Improving Robustness and Clinical Applicability of Respiratory Sound Classification via Audio Enhancement

Deep learning techniques have shown promising results in the automatic classification of respiratory sounds. However, accurately distinguishing these sounds in real-world noisy conditions poses challenges for clinical deployment. Additionally, predicting signals with only background noise could undermine user trust in the system. In this study, we propose an audio enhancement (AE) pipeline as a pre-processing step before respiratory sound classification, aiming to improve performance in noisy environments. Multiple experiments were conducted using different audio enhancement model structures, demonstrating improved classification performance compared to the baseline method of noise injection data augmentation. Specifically, the integration of the AE pipeline resulted in a 2.59% increase in the ICBHI classification score on the ICBHI respiratory sound dataset and a 2.51% improvement on our recently collected Formosa Archive of Breath Sounds (FABS) in multi-class noisy scenarios. Furthermore, a physician validation study assessed the clinical utility of our system.

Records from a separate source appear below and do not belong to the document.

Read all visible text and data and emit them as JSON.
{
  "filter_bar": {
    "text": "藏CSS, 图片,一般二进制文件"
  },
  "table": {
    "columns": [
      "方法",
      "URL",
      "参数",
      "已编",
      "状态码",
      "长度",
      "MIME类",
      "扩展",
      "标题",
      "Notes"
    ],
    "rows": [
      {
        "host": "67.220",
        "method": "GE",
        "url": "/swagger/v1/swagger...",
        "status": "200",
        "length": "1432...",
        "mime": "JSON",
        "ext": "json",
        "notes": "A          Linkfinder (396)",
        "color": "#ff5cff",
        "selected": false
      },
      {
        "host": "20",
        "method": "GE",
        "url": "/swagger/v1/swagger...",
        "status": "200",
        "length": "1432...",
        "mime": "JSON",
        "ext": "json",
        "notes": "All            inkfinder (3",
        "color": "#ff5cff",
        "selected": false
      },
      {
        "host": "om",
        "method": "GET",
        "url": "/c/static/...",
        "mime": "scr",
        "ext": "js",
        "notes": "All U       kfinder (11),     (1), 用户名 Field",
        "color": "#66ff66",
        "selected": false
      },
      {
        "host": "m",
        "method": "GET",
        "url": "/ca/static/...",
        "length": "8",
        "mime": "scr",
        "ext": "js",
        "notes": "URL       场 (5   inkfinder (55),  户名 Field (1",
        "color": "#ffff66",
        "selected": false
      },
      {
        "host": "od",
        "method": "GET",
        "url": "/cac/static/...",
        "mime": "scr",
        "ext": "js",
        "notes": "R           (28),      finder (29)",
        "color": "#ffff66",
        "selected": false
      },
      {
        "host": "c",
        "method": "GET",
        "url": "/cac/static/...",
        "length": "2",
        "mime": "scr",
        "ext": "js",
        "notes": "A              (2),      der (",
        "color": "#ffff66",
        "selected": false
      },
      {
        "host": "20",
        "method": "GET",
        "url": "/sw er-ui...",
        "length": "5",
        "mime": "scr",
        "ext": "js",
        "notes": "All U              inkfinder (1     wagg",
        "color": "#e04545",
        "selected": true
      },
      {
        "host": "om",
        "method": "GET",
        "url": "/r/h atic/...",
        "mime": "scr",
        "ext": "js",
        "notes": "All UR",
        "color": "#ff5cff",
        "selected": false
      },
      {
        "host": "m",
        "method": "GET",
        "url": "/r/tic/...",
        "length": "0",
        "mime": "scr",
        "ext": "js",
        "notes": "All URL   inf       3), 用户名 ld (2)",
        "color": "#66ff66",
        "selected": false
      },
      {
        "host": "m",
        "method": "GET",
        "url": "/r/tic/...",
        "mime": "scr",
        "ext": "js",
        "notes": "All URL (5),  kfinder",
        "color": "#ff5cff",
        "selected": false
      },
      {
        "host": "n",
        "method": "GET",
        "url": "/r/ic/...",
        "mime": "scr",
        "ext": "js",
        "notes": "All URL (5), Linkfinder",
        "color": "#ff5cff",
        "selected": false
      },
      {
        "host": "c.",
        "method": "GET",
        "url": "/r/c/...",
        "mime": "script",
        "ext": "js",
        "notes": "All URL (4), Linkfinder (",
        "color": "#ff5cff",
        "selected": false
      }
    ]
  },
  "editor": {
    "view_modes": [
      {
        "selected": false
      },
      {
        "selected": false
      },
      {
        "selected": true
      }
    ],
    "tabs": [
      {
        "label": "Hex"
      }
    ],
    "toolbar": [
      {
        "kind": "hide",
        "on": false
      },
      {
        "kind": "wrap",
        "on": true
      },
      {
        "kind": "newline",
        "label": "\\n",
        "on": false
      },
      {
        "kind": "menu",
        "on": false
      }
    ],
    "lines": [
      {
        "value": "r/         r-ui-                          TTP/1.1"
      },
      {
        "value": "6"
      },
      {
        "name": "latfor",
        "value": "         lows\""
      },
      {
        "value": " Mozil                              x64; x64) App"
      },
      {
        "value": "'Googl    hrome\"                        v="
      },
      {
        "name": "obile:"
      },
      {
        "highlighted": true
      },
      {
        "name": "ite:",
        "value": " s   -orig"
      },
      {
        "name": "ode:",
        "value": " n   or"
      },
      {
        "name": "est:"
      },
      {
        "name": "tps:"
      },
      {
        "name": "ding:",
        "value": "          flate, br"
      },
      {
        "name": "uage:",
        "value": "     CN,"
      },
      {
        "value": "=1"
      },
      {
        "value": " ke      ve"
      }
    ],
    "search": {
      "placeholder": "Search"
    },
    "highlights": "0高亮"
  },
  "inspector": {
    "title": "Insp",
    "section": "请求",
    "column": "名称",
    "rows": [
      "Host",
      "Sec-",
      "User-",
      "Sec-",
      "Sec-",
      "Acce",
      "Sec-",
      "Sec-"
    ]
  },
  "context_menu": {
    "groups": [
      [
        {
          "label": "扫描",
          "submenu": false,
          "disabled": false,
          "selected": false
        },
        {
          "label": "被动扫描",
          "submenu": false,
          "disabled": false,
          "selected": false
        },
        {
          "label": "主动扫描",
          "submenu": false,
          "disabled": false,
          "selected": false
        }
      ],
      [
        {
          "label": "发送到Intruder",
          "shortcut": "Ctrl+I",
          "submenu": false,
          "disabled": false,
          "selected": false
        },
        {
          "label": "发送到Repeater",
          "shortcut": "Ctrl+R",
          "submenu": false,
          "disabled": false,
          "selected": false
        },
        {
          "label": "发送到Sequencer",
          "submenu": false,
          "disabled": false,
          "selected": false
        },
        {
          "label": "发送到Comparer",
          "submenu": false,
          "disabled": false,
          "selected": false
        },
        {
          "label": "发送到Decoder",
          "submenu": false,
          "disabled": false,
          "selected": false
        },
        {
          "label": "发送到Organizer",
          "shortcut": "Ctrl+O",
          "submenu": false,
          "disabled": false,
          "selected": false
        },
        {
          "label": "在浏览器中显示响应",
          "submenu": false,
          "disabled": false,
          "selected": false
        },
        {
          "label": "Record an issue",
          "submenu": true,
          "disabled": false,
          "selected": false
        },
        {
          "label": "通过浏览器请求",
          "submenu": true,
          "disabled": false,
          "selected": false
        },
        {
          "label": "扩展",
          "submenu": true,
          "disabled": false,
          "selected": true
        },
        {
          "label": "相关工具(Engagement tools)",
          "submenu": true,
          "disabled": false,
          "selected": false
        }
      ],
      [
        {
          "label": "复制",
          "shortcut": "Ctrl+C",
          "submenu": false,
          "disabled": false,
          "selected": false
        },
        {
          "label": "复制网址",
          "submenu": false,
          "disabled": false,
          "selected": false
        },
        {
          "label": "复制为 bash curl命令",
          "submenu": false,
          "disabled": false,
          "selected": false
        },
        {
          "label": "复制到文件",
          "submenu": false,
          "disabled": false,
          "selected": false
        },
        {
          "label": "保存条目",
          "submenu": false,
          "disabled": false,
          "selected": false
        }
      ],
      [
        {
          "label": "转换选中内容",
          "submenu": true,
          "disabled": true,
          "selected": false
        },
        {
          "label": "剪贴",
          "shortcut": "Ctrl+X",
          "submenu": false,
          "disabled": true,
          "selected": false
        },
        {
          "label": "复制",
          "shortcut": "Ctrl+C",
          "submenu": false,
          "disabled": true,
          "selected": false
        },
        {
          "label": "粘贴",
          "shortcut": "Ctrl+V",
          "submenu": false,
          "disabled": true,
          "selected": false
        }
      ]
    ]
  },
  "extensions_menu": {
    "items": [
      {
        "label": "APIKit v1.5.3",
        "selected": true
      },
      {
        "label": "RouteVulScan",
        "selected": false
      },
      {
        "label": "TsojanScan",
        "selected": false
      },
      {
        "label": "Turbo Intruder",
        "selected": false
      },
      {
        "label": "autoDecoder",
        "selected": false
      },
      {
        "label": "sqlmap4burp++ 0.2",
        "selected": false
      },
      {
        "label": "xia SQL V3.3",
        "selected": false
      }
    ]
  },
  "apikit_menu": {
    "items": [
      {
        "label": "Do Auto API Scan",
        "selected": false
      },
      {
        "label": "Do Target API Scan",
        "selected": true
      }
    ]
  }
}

Quantitative analysis revealed enhancements in efficiency, diagnostic confidence, and trust during model-assisted diagnosis with our system compared to raw noisy recordings. Workflows integrating enhanced audio led to an 11.61% increase in diagnostic sensitivity and facilitated high-confidence diagnoses. Our findings demonstrate that incorporating an audio enhancement algorithm significantly enhances robustness and clinical utility.